Otomotiv sektörünün teşvik eleştirileri
Otomotiv sektörünün, yeni teşvik sistemi konusundaki eleştirilerine ilişkin değerlendirmelerde de bulunan Ergün, sektörün sistemdeki katma değer hesabına yönelik bir itirazı olduğunu söyledi.
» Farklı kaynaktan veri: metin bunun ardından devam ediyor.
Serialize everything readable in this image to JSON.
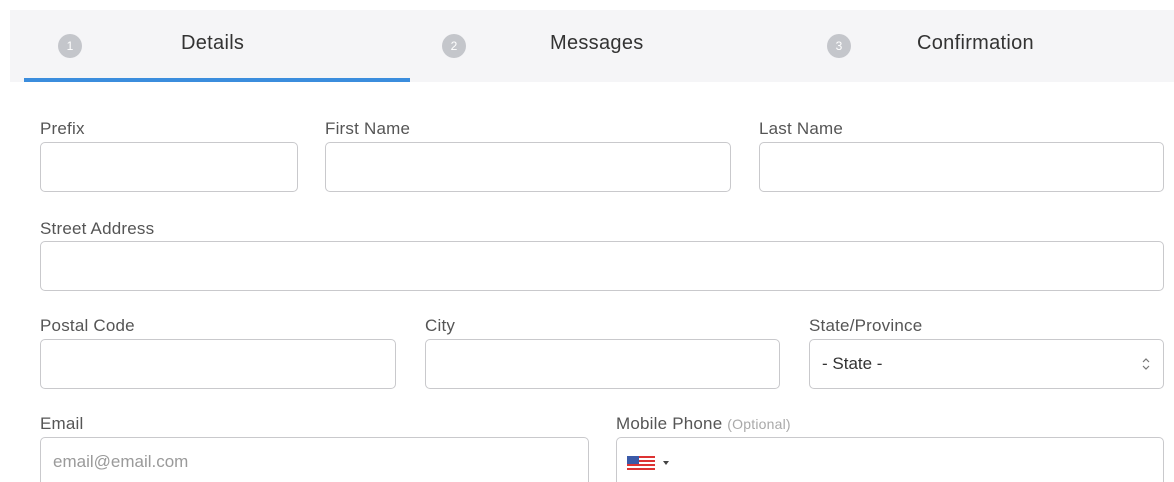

Söz konusu formül üzerinde çalışılması halinde sektörün stratejik yatırımdan yararlanabileceğini belirten Ergün, şunları kaydetti:
''Stratejik yatırım konusu, ağırlıklı olarak Türkiye'nin cari açıkla mücadelesinde ön plana çıkan bir yatırım konusu ama bir başka konu daha var, yani ona odaklanmaları lazım. Türkiye'de Ar-Ge'si desteklenmiş olan projelerin yatırımı da stratejik yatırımlar kapsamında yer alıyor ve doğrudan 5. bölge teşviki alıyor. Organize Sanayi Bölgeleri'nde olursa 6. bölge teşviki alıyor. Miktar sınırlaması da yok, bölge sınırlaması da yok. Nerede yaparsanız yapın hangi miktarda yaparsanız yapın 5. bölge yatırımından yararlanacak. Otomotiv sektöründeki bazı firmalar eğer Ar-Ge'ye odaklanmışlarsa, Ar-Ge'sine teşvik aldıkları bir yatırım konusu varsa o yatırım konusu miktarı 50 milyon, 10 milyon, 5 milyon değil, miktarı ne olursa olsun, 1 milyonluk da olsa, 5 milyonluk da olsa, 50 milyonluk da olsa, hangi bölgede yaparlarsa yapsınlar 5. bölge yatırımından yararlanmış olacaklar.''
''Kamu kuruluşları elektrikli araç kullansın''
Elektrikli araçlara ilişkin bir soru üzerine de Ergün, şehirler arası yolculuk yapılmıyorsa, elektrikli araçların kullanım için çok uygun olduğunu söyledi.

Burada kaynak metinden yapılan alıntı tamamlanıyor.